Alternative bacteriophage life cycles: the carrier state of Campylobacter jejuni

Abstract

Members of the genus Campylobacter are frequently responsible for human enteric disease, often through consumption of contaminated poultry products. Bacteriophages are viruses that have the potential to control pathogenic bacteria, but understanding their complex life cycles is key to their successful exploitation. Treatment of Campylobacter jejuni biofilms with bacteriophages led to the discovery that phages had established a relationship with their hosts typical of the carrier state life cycle (CSLC), where bacteria and bacteriophages remain associated in equilibrium. Significant phenotypic changes include improved aerotolerance under nutrient-limited conditions that would confer an advantage to survive in extra-intestinal environments, but a lack in motility eliminated their ability to colonize chickens. Under these circumstances, phages can remain associated with a compatible host and continue to produce free virions to prospect for new hosts. Moreover, we demonstrate that CSLC host bacteria can act as expendable vehicles for the delivery of bacteriophages to new host bacteria within pre-colonized chickens. The CSLC represents an important phase in the ecology of Campylobacter bacteriophage.

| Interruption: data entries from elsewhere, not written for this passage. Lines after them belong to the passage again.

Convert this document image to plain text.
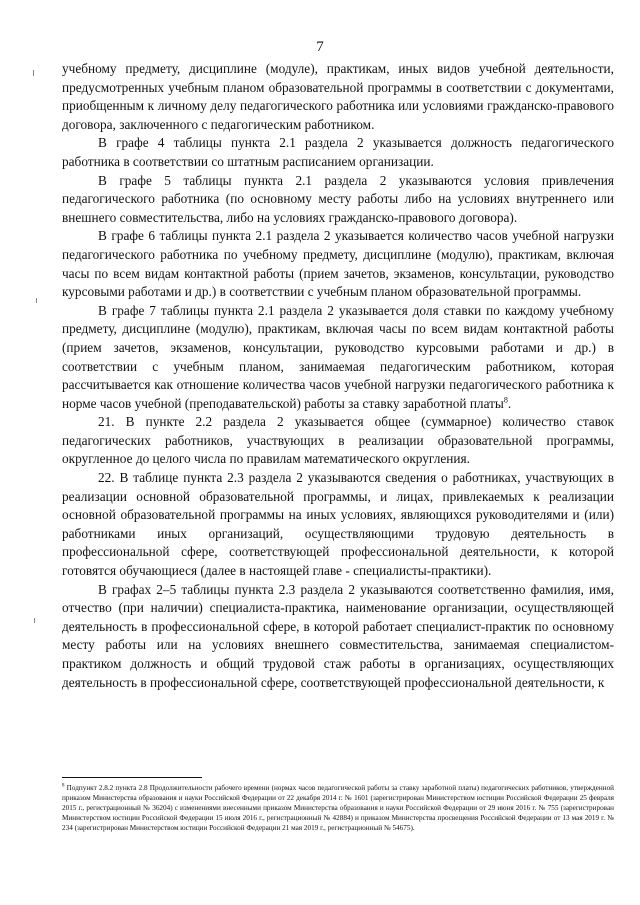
7

учебному предмету, дисциплине (модуле), практикам, иных видов учебной деятельности, предусмотренных учебным планом образовательной программы в соответствии с документами, приобщенным к личному делу педагогического работника или условиями гражданско-правового договора, заключенного с педагогическим работником.

В графе 4 таблицы пункта 2.1 раздела 2 указывается должность педагогического работника в соответствии со штатным расписанием организации.

В графе 5 таблицы пункта 2.1 раздела 2 указываются условия привлечения педагогического работника (по основному месту работы либо на условиях внутреннего или внешнего совместительства, либо на условиях гражданско-правового договора).

В графе 6 таблицы пункта 2.1 раздела 2 указывается количество часов учебной нагрузки педагогического работника по учебному предмету, дисциплине (модулю), практикам, включая часы по всем видам контактной работы (прием зачетов, экзаменов, консультации, руководство курсовыми работами и др.) в соответствии с учебным планом образовательной программы.

В графе 7 таблицы пункта 2.1 раздела 2 указывается доля ставки по каждому учебному предмету, дисциплине (модулю), практикам, включая часы по всем видам контактной работы (прием зачетов, экзаменов, консультации, руководство курсовыми работами и др.) в соответствии с учебным планом, занимаемая педагогическим работником, которая рассчитывается как отношение количества часов учебной нагрузки педагогического работника к норме часов учебной (преподавательской) работы за ставку заработной платы$^8$.

21. В пункте 2.2 раздела 2 указывается общее (суммарное) количество ставок педагогических работников, участвующих в реализации образовательной программы, округленное до целого числа по правилам математического округления.

22. В таблице пункта 2.3 раздела 2 указываются сведения о работниках, участвующих в реализации основной образовательной программы, и лицах, привлекаемых к реализации основной образовательной программы на иных условиях, являющихся руководителями и (или) работниками иных организаций, осуществляющими трудовую деятельность в профессиональной сфере, соответствующей профессиональной деятельности, к которой готовятся обучающиеся (далее в настоящей главе - специалисты-практики).

В графах 2–5 таблицы пункта 2.3 раздела 2 указываются соответственно фамилия, имя, отчество (при наличии) специалиста-практика, наименование организации, осуществляющей деятельность в профессиональной сфере, в которой работает специалист-практик по основному месту работы или на условиях внешнего совместительства, занимаемая специалистом-практиком должность и общий трудовой стаж работы в организациях, осуществляющих деятельность в профессиональной сфере, соответствующей профессиональной деятельности, к

$^8$ Подпункт 2.8.2 пункта 2.8 Продолжительности рабочего времени (нормах часов педагогической работы за ставку заработной платы) педагогических работников, утвержденной приказом Министерства образования и науки Российской Федерации от 22 декабря 2014 г. № 1601 (зарегистрирован Министерством юстиции Российской Федерации 25 февраля 2015 г., регистрационный № 36204) с изменениями внесенными приказом Министерства образования и науки Российской Федерации от 29 июня 2016 г. № 755 (зарегистрирован Министерством юстиции Российской Федерации 15 июля 2016 г., регистрационный № 42884) и приказом Министерства просвещения Российской Федерации от 13 мая 2019 г. № 234 (зарегистрирован Министерством юстиции Российской Федерации 21 мая 2019 г., регистрационный № 54675).
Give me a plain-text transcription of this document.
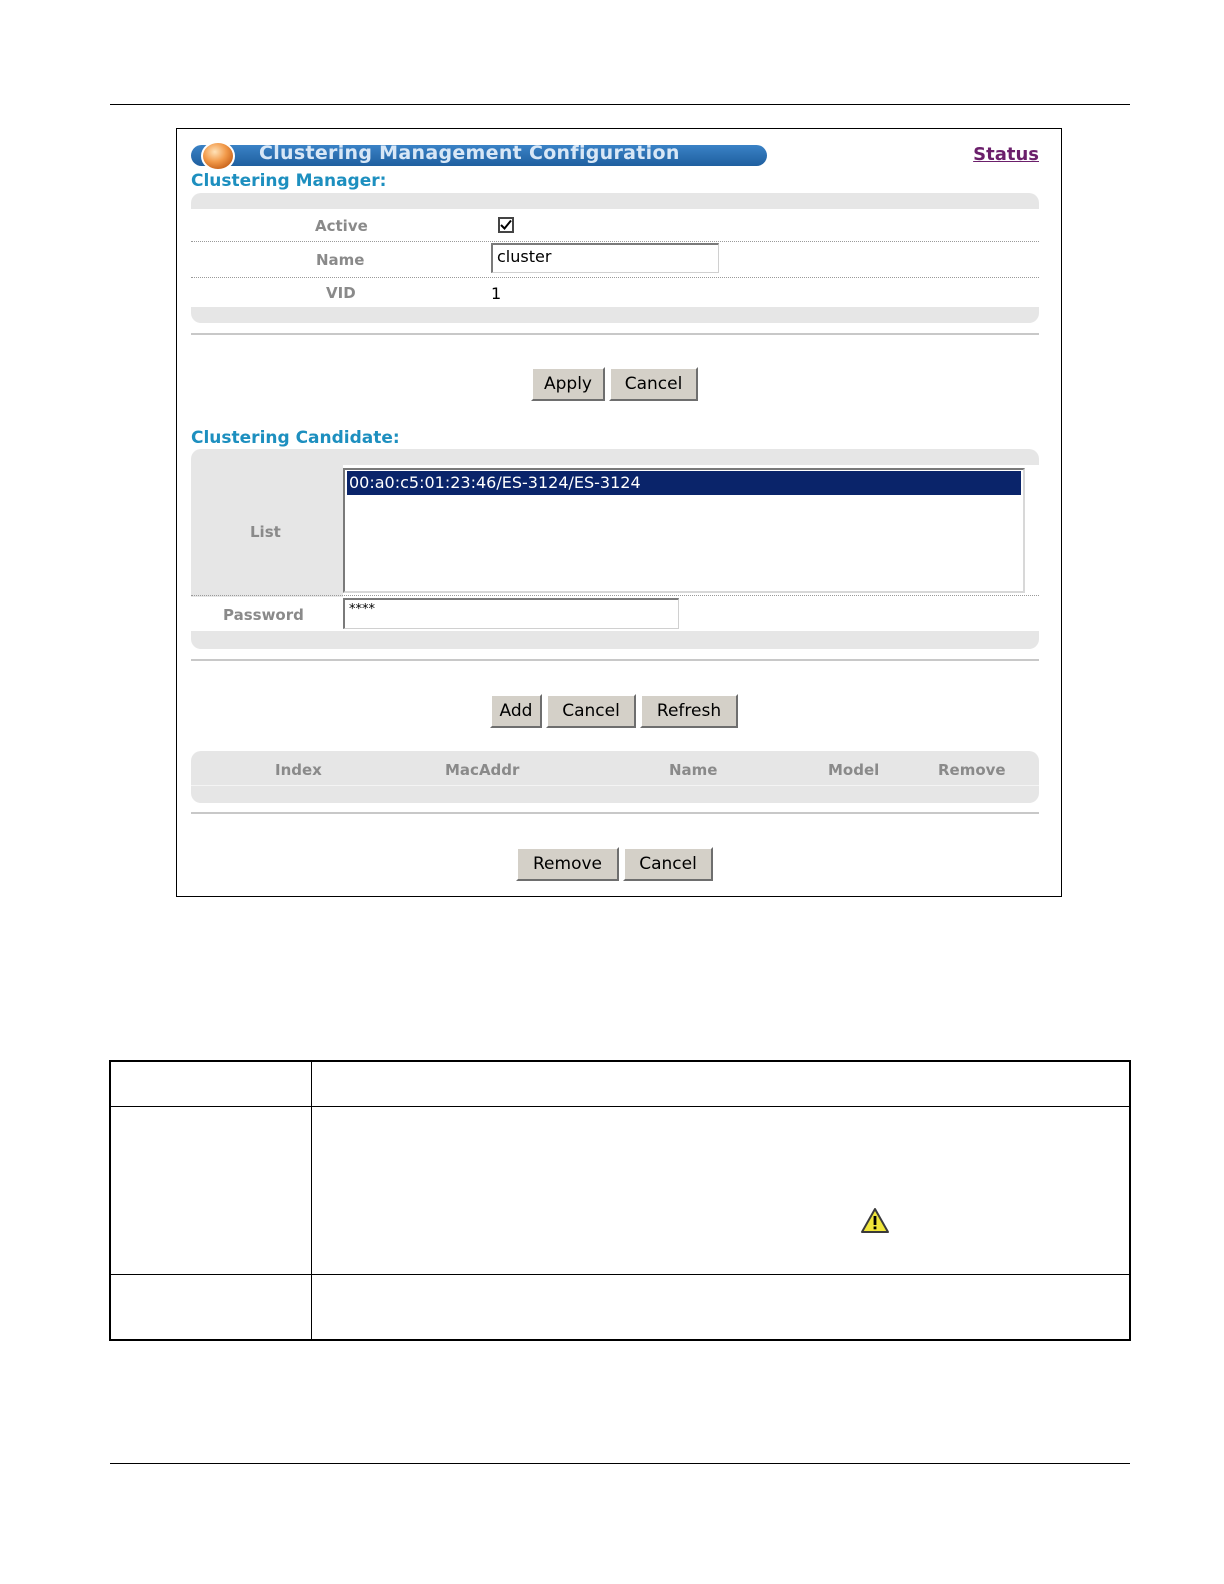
Clustering Management Configuration	Status
Clustering Manager:
Active
Name	cluster
VID	1
Apply	Cancel
Clustering Candidate:
List
00:a0:c5:01:23:46/ES-3124/ES-3124
Password	****
Add	Cancel	Refresh
Index	MacAddr	Name	Model	Remove
Remove	Cancel
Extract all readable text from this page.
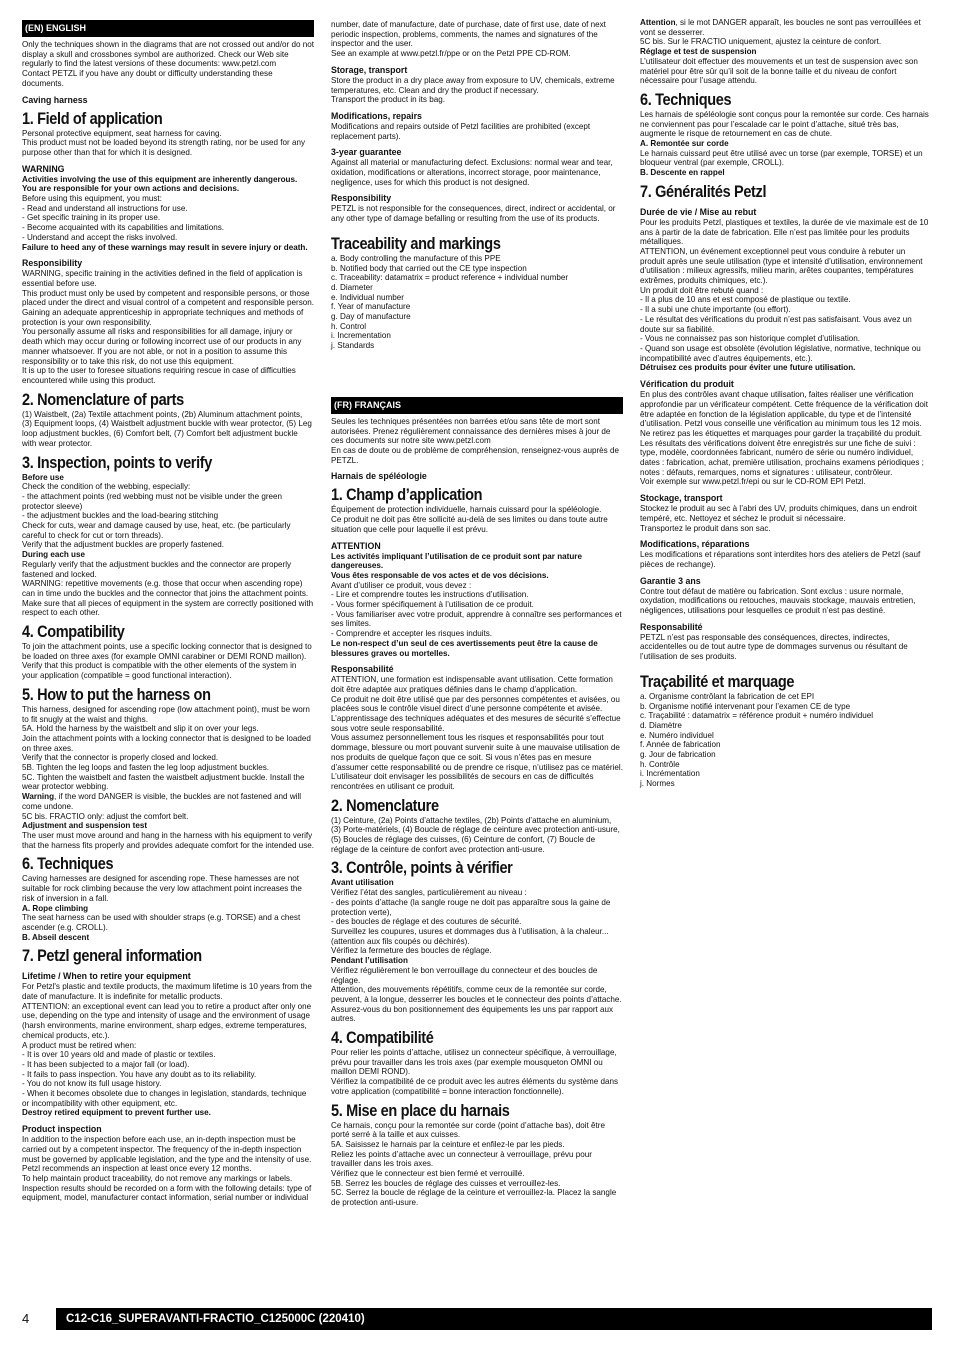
(EN) ENGLISH
Only the techniques shown in the diagrams that are not crossed out and/or do not display a skull and crossbones symbol are authorized. Check our Web site regularly to find the latest versions of these documents: www.petzl.com
Contact PETZL if you have any doubt or difficulty understanding these documents.
Caving harness
1. Field of application
Personal protective equipment, seat harness for caving.
This product must not be loaded beyond its strength rating, nor be used for any purpose other than that for which it is designed.
WARNING
Activities involving the use of this equipment are inherently dangerous.
You are responsible for your own actions and decisions.
Before using this equipment, you must:
- Read and understand all instructions for use.
- Get specific training in its proper use.
- Become acquainted with its capabilities and limitations.
- Understand and accept the risks involved.
Failure to heed any of these warnings may result in severe injury or death.
Responsibility
WARNING, specific training in the activities defined in the field of application is essential before use.
This product must only be used by competent and responsible persons, or those placed under the direct and visual control of a competent and responsible person.
Gaining an adequate apprenticeship in appropriate techniques and methods of protection is your own responsibility.
You personally assume all risks and responsibilities for all damage, injury or death which may occur during or following incorrect use of our products in any manner whatsoever. If you are not able, or not in a position to assume this responsibility or to take this risk, do not use this equipment.
It is up to the user to foresee situations requiring rescue in case of difficulties encountered while using this product.
2. Nomenclature of parts
(1) Waistbelt, (2a) Textile attachment points, (2b) Aluminum attachment points, (3) Equipment loops, (4) Waistbelt adjustment buckle with wear protector, (5) Leg loop adjustment buckles, (6) Comfort belt, (7) Comfort belt adjustment buckle with wear protector.
3. Inspection, points to verify
Before use
Check the condition of the webbing, especially:
- the attachment points (red webbing must not be visible under the green protector sleeve)
- the adjustment buckles and the load-bearing stitching
Check for cuts, wear and damage caused by use, heat, etc. (be particularly careful to check for cut or torn threads).
Verify that the adjustment buckles are properly fastened.
During each use
Regularly verify that the adjustment buckles and the connector are properly fastened and locked.
WARNING: repetitive movements (e.g. those that occur when ascending rope) can in time undo the buckles and the connector that joins the attachment points.
Make sure that all pieces of equipment in the system are correctly positioned with respect to each other.
4. Compatibility
To join the attachment points, use a specific locking connector that is designed to be loaded on three axes (for example OMNI carabiner or DEMI ROND maillon).
Verify that this product is compatible with the other elements of the system in your application (compatible = good functional interaction).
5. How to put the harness on
This harness, designed for ascending rope (low attachment point), must be worn to fit snugly at the waist and thighs.
5A. Hold the harness by the waistbelt and slip it on over your legs.
Join the attachment points with a locking connector that is designed to be loaded on three axes.
Verify that the connector is properly closed and locked.
5B. Tighten the leg loops and fasten the leg loop adjustment buckles.
5C. Tighten the waistbelt and fasten the waistbelt adjustment buckle. Install the wear protector webbing.

Warning, if the word DANGER is visible, the buckles are not fastened and will come undone.

5C bis. FRACTIO only: adjust the comfort belt.
Adjustment and suspension test
The user must move around and hang in the harness with his equipment to verify that the harness fits properly and provides adequate comfort for the intended use.
6. Techniques
Caving harnesses are designed for ascending rope. These harnesses are not suitable for rock climbing because the very low attachment point increases the risk of inversion in a fall.
A. Rope climbing
The seat harness can be used with shoulder straps (e.g. TORSE) and a chest ascender (e.g. CROLL).
B. Abseil descent
7. Petzl general information
Lifetime / When to retire your equipment
For Petzl's plastic and textile products, the maximum lifetime is 10 years from the date of manufacture. It is indefinite for metallic products.
ATTENTION: an exceptional event can lead you to retire a product after only one use, depending on the type and intensity of usage and the environment of usage (harsh environments, marine environment, sharp edges, extreme temperatures, chemical products, etc.).
A product must be retired when:
- It is over 10 years old and made of plastic or textiles.
- It has been subjected to a major fall (or load).
- It fails to pass inspection. You have any doubt as to its reliability.
- You do not know its full usage history.
- When it becomes obsolete due to changes in legislation, standards, technique or incompatibility with other equipment, etc.
Destroy retired equipment to prevent further use.
Product inspection
In addition to the inspection before each use, an in-depth inspection must be carried out by a competent inspector. The frequency of the in-depth inspection must be governed by applicable legislation, and the type and the intensity of use. Petzl recommends an inspection at least once every 12 months.
To help maintain product traceability, do not remove any markings or labels.
Inspection results should be recorded on a form with the following details: type of equipment, model, manufacturer contact information, serial number or individual
number, date of manufacture, date of purchase, date of first use, date of next periodic inspection, problems, comments, the names and signatures of the inspector and the user.
See an example at www.petzl.fr/ppe or on the Petzl PPE CD-ROM.
Storage, transport
Store the product in a dry place away from exposure to UV, chemicals, extreme temperatures, etc. Clean and dry the product if necessary.
Transport the product in its bag.
Modifications, repairs
Modifications and repairs outside of Petzl facilities are prohibited (except replacement parts).
3-year guarantee
Against all material or manufacturing defect. Exclusions: normal wear and tear, oxidation, modifications or alterations, incorrect storage, poor maintenance, negligence, uses for which this product is not designed.
Responsibility
PETZL is not responsible for the consequences, direct, indirect or accidental, or any other type of damage befalling or resulting from the use of its products.
Traceability and markings
a. Body controlling the manufacture of this PPE
b. Notified body that carried out the CE type inspection
c. Traceability: datamatrix = product reference + individual number
d. Diameter
e. Individual number
f. Year of manufacture
g. Day of manufacture
h. Control
i. Incrementation
j. Standards
(FR) FRANÇAIS
Seules les techniques présentées non barrées et/ou sans tête de mort sont autorisées. Prenez régulièrement connaissance des dernières mises à jour de ces documents sur notre site www.petzl.com
En cas de doute ou de problème de compréhension, renseignez-vous auprès de PETZL.
Harnais de spéléologie
1. Champ d’application
Équipement de protection individuelle, harnais cuissard pour la spéléologie.
Ce produit ne doit pas être sollicité au-delà de ses limites ou dans toute autre situation que celle pour laquelle il est prévu.
ATTENTION
Les activités impliquant l’utilisation de ce produit sont par nature dangereuses.
Vous êtes responsable de vos actes et de vos décisions.
Avant d’utiliser ce produit, vous devez :
- Lire et comprendre toutes les instructions d’utilisation.
- Vous former spécifiquement à l’utilisation de ce produit.
- Vous familiariser avec votre produit, apprendre à connaître ses performances et ses limites.
- Comprendre et accepter les risques induits.
Le non-respect d’un seul de ces avertissements peut être la cause de blessures graves ou mortelles.
Responsabilité
ATTENTION, une formation est indispensable avant utilisation. Cette formation doit être adaptée aux pratiques définies dans le champ d’application.
Ce produit ne doit être utilisé que par des personnes compétentes et avisées, ou placées sous le contrôle visuel direct d’une personne compétente et avisée.
L’apprentissage des techniques adéquates et des mesures de sécurité s’effectue sous votre seule responsabilité.
Vous assumez personnellement tous les risques et responsabilités pour tout dommage, blessure ou mort pouvant survenir suite à une mauvaise utilisation de nos produits de quelque façon que ce soit. Si vous n’êtes pas en mesure d’assumer cette responsabilité ou de prendre ce risque, n’utilisez pas ce matériel.
L’utilisateur doit envisager les possibilités de secours en cas de difficultés rencontrées en utilisant ce produit.
2. Nomenclature
(1) Ceinture, (2a) Points d’attache textiles, (2b) Points d’attache en aluminium, (3) Porte-matériels, (4) Boucle de réglage de ceinture avec protection anti-usure, (5) Boucles de réglage des cuisses, (6) Ceinture de confort, (7) Boucle de réglage de la ceinture de confort avec protection anti-usure.
3. Contrôle, points à vérifier
Avant utilisation
Vérifiez l’état des sangles, particulièrement au niveau :
- des points d’attache (la sangle rouge ne doit pas apparaître sous la gaine de protection verte),
- des boucles de réglage et des coutures de sécurité.
Surveillez les coupures, usures et dommages dus à l’utilisation, à la chaleur... (attention aux fils coupés ou déchirés).
Vérifiez la fermeture des boucles de réglage.
Pendant l’utilisation
Vérifiez régulièrement le bon verrouillage du connecteur et des boucles de réglage.
Attention, des mouvements répétitifs, comme ceux de la remontée sur corde, peuvent, à la longue, desserrer les boucles et le connecteur des points d’attache.
Assurez-vous du bon positionnement des équipements les uns par rapport aux autres.
4. Compatibilité
Pour relier les points d’attache, utilisez un connecteur spécifique, à verrouillage, prévu pour travailler dans les trois axes (par exemple mousqueton OMNI ou maillon DEMI ROND).
Vérifiez la compatibilité de ce produit avec les autres éléments du système dans votre application (compatibilité = bonne interaction fonctionnelle).
5. Mise en place du harnais
Ce harnais, conçu pour la remontée sur corde (point d’attache bas), doit être porté serré à la taille et aux cuisses.
5A. Saisissez le harnais par la ceinture et enfilez-le par les pieds.
Reliez les points d’attache avec un connecteur à verrouillage, prévu pour travailler dans les trois axes.
Vérifiez que le connecteur est bien fermé et verrouillé.
5B. Serrez les boucles de réglage des cuisses et verrouillez-les.
5C. Serrez la boucle de réglage de la ceinture et verrouillez-la. Placez la sangle de protection anti-usure.

Attention, si le mot DANGER apparaît, les boucles ne sont pas verrouillées et vont se desserrer.

5C bis. Sur le FRACTIO uniquement, ajustez la ceinture de confort.
Réglage et test de suspension
L’utilisateur doit effectuer des mouvements et un test de suspension avec son matériel pour être sûr qu’il soit de la bonne taille et du niveau de confort nécessaire pour l’usage attendu.
6. Techniques
Les harnais de spéléologie sont conçus pour la remontée sur corde. Ces harnais ne conviennent pas pour l’escalade car le point d’attache, situé très bas, augmente le risque de retournement en cas de chute.
A. Remontée sur corde
Le harnais cuissard peut être utilisé avec un torse (par exemple, TORSE) et un bloqueur ventral (par exemple, CROLL).
B. Descente en rappel
7. Généralités Petzl
Durée de vie / Mise au rebut
Pour les produits Petzl, plastiques et textiles, la durée de vie maximale est de 10 ans à partir de la date de fabrication. Elle n’est pas limitée pour les produits métalliques.
ATTENTION, un événement exceptionnel peut vous conduire à rebuter un produit après une seule utilisation (type et intensité d’utilisation, environnement d’utilisation : milieux agressifs, milieu marin, arêtes coupantes, températures extrêmes, produits chimiques, etc.).
Un produit doit être rebuté quand :
- Il a plus de 10 ans et est composé de plastique ou textile.
- Il a subi une chute importante (ou effort).
- Le résultat des vérifications du produit n’est pas satisfaisant. Vous avez un doute sur sa fiabilité.
- Vous ne connaissez pas son historique complet d’utilisation.
- Quand son usage est obsolète (évolution législative, normative, technique ou incompatibilité avec d’autres équipements, etc.).
Détruisez ces produits pour éviter une future utilisation.
Vérification du produit
En plus des contrôles avant chaque utilisation, faites réaliser une vérification approfondie par un vérificateur compétent. Cette fréquence de la vérification doit être adaptée en fonction de la législation applicable, du type et de l’intensité d’utilisation. Petzl vous conseille une vérification au minimum tous les 12 mois.
Ne retirez pas les étiquettes et marquages pour garder la traçabilité du produit.
Les résultats des vérifications doivent être enregistrés sur une fiche de suivi : type, modèle, coordonnées fabricant, numéro de série ou numéro individuel, dates : fabrication, achat, première utilisation, prochains examens périodiques ; notes : défauts, remarques, noms et signatures : utilisateur, contrôleur.
Voir exemple sur www.petzl.fr/epi ou sur le CD-ROM EPI Petzl.
Stockage, transport
Stockez le produit au sec à l’abri des UV, produits chimiques, dans un endroit tempéré, etc. Nettoyez et séchez le produit si nécessaire.
Transportez le produit dans son sac.
Modifications, réparations
Les modifications et réparations sont interdites hors des ateliers de Petzl (sauf pièces de rechange).
Garantie 3 ans
Contre tout défaut de matière ou fabrication. Sont exclus : usure normale, oxydation, modifications ou retouches, mauvais stockage, mauvais entretien, négligences, utilisations pour lesquelles ce produit n’est pas destiné.
Responsabilité
PETZL n’est pas responsable des conséquences, directes, indirectes, accidentelles ou de tout autre type de dommages survenus ou résultant de l’utilisation de ses produits.
Traçabilité et marquage
a. Organisme contrôlant la fabrication de cet EPI
b. Organisme notifié intervenant pour l’examen CE de type
c. Traçabilité : datamatrix = référence produit + numéro individuel
d. Diamètre
e. Numéro individuel
f. Année de fabrication
g. Jour de fabrication
h. Contrôle
i. Incrémentation
j. Normes
4	C12-C16_SUPERAVANTI-FRACTIO_C125000C (220410)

Keywords: Campylobacter; Campylobacter jejuni; bacteriophages; carrier state life cycle; phage therapy.

Figure 1.

PFGE and Southern blot of genomic DNA from C. jejuni CSLC cultures. PFGE and Southern blot analysis was carried out to establish that the associated phage genomes were not integrated into the host chromosome. (a) PFGE of C. jejuni PT14 and HPC5 carrier strains recovered from biofilms treated with either CP8 or CP30A bacteriophages together with controls not treated with bacteriophages. U, undigested genomic DNA (bacterial genomic DNA remained in the well under these electrophoretic conditions); SmaI, genomic DNA digested with SmaI restriction enzyme. DNA bands of approximately 140 kb (indicated by arrow) occur in the undigested preparation and remain within the SmaI digested DNA fragments; these were identified in the DNA preparations of C. jejuni CSLC strains but not their non-phage-treated progenitors. (b) Southern blot of PFGE above. The Southern blot was hybridized with a CP8 DNA probe, which cross-hybridizes with CP30A DNA, and clearly shows the 140 kb fragments to be phage DNA. Size markers indicate the positions of concatenated lambda DNAs loaded on the PFGE.

Figure 2.

TEM images of CSLC stained with uranyl acetate. (a) Typical C. jejuni HPC5 bacterium showing intact flagella at each end. (b–e) CSLC cultures from BA plates showing bacteriophage particles in association with the surface of Campylobacter cells but with no evidence of infection structures or host lysis. It is also notable that the bacteria have no flagella.

Figure 3.

Growth curves of CSLC isolates and phages incubated under microaerobic conditions with their corresponding motility, phage resistance and carrier state phenotype frequencies. Growth curves were performed to investigate how the CSLC campylobacters behave in the presence of persistent phage infection compared with their parental strains. The phenotypic frequencies for each time point are indicated below the corresponding growth curves, where single colony isolates were scored independently for normal motility, phage resistance and carrier state. (a) Growth curves of C. jejuni PT14, PT14CP8CS, PT14CP30ACS with phage titres of CP8CS and CP30ACS; (b) frequencies of PT14CP8CS culture phenotypes; (c) frequencies of PT14CP30ACS culture phenotypes; (d) growth curves of C. jejuni HPC5, HPC5CP8CS, HPC5CP30ACS with phage titres of CP8CS and CP30ACS; (e) frequencies of HPC5CP8CS culture phenotypes; (f) frequencies of HPC5CP30ACS culture phenotypes. For a full definition of the phenotypes scored, see §3.9.

Figure 4.

Survival of C. jejuni parental strains and CSLC cultures in normal atmospheric oxygen conditions. Cultures were incubated at 42°C under nutrient limitation in normal atmospheric oxygen with shaking. The sampling frequency was optimized according to viability. Change in viability was calculated as the percentage of the original culture that remained at each time point. (a) Campylobacter jejuni PT14, PT14CP8CS, PT14CP30ACS. (b) Campylobacter jejuni HPC5, HPC5CP8CS, HPC5CP30ACS.

Figure 5.

Schematic diagram of how carrier state differs from normal lytic infection in campylobacters. Models accounting for the maintenance of CSLC in Campylobacter envisage an equilibrium between insensitive cells that are able to survive phage attack and divide to produce sensitive host cells that support the replication of bacteriophages.